シングルには表題曲のほか、「君の瞳を巡る冒険」と両曲のオフボーカル版が収録された。「君の瞳を巡る冒険」は謎解きと探索の語彙を中心に構成され、未来を既知のものとして扱う表題曲とは異なる叙述形式を持つ。両曲を同一媒体に収録することで、集団の進行方向を扱う主題と、未知の対象を追跡する主題が区分された。
音楽的構成
楽曲は、導入部から短時間で全員歌唱へ移行し、主題となる旋律を反復する構成を持つ。各節では個別の声部が短く前景化される一方、サビでは複数の声部が同一の歌詞と拍節を共有する。この配置により、個人の発話は集団的な認識へ統合され、題名の「僕ら」に対応する音響上の主体が形成される。
高海千歌、桜内梨子、松浦果南、黒澤ダイヤ、津島善子、国木田花丸、小原鞠莉および黒澤ルビィは、節ごとの声部交替とサビの斉唱を担当した。歌唱の配分は学年別ユニットや既存の小編成を中心とせず、9人全体を作品の発話主体として扱っている。そのため、歌詞に現れる一人称複数形は、特定の人物による代表発言ではなく、部員間で共有された認識として機能する。

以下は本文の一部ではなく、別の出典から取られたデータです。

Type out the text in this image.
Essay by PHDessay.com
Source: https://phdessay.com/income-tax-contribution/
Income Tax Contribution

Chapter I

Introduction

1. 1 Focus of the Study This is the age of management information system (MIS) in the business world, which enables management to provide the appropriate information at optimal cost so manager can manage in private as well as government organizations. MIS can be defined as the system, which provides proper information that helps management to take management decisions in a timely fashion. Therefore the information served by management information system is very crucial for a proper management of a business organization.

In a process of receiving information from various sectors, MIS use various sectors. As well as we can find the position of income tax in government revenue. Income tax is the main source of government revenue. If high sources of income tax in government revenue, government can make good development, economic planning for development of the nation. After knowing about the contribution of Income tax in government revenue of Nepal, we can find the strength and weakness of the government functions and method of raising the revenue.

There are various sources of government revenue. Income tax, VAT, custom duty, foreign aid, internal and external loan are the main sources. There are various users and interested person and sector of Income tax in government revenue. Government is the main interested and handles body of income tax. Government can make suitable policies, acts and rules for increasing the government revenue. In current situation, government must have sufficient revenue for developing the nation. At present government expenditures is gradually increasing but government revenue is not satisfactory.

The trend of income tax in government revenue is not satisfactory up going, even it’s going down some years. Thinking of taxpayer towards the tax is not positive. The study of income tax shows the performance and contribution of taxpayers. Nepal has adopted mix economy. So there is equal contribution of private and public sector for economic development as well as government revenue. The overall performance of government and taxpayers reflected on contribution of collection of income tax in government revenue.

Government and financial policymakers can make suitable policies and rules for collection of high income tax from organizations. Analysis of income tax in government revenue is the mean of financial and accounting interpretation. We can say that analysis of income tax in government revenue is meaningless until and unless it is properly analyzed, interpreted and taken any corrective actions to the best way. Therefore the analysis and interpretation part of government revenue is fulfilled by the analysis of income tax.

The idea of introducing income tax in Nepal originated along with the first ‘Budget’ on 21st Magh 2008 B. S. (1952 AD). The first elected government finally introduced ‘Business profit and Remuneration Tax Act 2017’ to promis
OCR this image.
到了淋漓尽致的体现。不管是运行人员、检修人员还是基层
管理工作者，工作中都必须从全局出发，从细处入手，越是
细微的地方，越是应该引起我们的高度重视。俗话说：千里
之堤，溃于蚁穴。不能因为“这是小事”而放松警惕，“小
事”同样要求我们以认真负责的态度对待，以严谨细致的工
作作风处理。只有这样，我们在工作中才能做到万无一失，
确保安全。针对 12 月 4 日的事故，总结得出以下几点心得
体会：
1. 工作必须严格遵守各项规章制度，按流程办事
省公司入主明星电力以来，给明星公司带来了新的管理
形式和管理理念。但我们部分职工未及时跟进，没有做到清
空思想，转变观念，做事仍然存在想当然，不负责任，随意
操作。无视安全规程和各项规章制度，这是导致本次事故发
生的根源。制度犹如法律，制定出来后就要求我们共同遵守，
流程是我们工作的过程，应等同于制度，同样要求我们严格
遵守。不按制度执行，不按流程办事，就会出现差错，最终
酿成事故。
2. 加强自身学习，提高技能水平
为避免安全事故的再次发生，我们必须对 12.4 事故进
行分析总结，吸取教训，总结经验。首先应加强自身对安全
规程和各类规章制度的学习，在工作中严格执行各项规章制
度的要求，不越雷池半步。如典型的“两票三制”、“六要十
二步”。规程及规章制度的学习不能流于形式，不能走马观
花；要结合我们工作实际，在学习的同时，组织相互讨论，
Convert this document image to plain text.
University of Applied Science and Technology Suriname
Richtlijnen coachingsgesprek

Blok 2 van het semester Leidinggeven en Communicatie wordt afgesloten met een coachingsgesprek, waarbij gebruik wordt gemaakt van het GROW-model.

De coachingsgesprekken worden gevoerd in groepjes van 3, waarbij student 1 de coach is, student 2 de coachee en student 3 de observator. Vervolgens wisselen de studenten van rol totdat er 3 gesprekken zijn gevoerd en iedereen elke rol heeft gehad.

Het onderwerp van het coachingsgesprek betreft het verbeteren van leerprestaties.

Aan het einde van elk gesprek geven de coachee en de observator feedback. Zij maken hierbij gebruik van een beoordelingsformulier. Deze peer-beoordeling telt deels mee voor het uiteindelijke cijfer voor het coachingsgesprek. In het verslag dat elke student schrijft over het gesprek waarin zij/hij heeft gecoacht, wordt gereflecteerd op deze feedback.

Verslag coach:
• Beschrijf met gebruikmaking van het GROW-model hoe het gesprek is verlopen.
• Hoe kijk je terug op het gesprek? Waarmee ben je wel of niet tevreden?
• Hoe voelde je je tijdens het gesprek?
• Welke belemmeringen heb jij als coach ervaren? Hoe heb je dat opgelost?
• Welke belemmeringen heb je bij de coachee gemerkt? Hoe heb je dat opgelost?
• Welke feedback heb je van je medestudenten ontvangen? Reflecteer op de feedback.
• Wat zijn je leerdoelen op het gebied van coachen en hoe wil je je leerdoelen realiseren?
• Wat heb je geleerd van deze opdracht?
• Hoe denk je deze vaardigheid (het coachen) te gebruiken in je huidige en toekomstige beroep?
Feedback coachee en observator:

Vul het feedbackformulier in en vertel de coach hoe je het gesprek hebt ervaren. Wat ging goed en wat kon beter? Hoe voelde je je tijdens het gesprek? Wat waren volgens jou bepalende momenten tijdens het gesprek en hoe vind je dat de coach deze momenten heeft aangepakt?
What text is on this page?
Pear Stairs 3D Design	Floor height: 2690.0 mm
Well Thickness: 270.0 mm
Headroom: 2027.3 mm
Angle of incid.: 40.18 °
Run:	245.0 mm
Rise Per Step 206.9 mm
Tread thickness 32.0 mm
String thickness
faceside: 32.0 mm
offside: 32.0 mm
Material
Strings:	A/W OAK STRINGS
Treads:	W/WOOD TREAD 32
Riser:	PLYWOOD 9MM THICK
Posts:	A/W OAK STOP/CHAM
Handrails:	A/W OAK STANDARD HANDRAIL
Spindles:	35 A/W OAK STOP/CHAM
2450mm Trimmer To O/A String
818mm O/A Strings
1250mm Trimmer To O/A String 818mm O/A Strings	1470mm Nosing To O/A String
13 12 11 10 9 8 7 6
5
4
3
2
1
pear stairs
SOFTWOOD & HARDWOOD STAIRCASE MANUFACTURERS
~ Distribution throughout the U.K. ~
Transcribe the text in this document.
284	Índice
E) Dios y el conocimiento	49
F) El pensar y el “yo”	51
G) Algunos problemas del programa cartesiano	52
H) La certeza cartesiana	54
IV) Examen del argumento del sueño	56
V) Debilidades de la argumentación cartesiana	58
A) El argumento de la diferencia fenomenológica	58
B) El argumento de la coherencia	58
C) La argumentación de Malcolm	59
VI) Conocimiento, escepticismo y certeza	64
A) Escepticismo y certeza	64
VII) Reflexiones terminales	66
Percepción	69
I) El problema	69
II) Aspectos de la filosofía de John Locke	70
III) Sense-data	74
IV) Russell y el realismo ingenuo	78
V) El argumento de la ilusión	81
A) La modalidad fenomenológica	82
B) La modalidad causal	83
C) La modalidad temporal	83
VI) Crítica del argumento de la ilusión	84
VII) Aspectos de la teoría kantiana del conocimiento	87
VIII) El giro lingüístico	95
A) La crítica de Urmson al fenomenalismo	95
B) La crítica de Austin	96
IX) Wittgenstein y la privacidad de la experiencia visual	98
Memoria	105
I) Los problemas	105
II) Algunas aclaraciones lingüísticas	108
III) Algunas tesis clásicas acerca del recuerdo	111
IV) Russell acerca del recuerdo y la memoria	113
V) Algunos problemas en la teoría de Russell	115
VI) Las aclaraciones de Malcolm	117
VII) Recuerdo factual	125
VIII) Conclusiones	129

編曲は電子楽器による一定の拍節を基盤とし、弦楽器系の音色と打楽器によってサビへの移行を明確にしている。旋律は上行する音型を反復し、終止部では各声部を再び全員歌唱へ集約する。この音楽的処理は、未来へ向かう運動を直線的な進行として表す歌詞構造と対応している。
歌詞と物語上の位置
畑亜貴による歌詞では、未来を予測する行為と、未来を知っていると宣言する行為が区別されている。ここでの「知る」は具体的な出来事の予知を意味せず、現在の選択が将来の自己へ連続するという認識を指す。したがって、楽曲の時間構造は現在から未来への単純な移動ではなく、将来の視点を現在の行動へ反映させる循環として整理される。
この構造は『ラブライブ!サンシャイン!!』第2期における浦の星女学院の位置づけと直接対応する。学校という組織の存続可能性が縮小する一方、そこで形成された関係と活動は別の時間的枠組みへ継承される。オープニング映像も、校内の空間、周辺地域および舞台上の演技を連続させることで、学校生活と公的な上演活動を単一の過程として示している。
流通と位置づけ
シングルは通常の音楽流通に加え、テレビアニメの関連商品として販売された。発売週にはオリコン週間シングルランキングの上位に入り、アニメ放送と同時期に展開されたAqoursの音源群の一部を構成した。表題曲はその後、Aqoursのコンサートおよび関連映像作品にも収録され、第2期の物語を参照する全員曲として用いられた。
本作の機能は、単独の主題歌であることに限定されない。楽曲、アニメーション映像および浦の星女学院高等学校スクールアイドル部の活動記録が相互に参照されることで、Aqoursの集団的主体と第2期の時間構造を結びつける媒体となっている。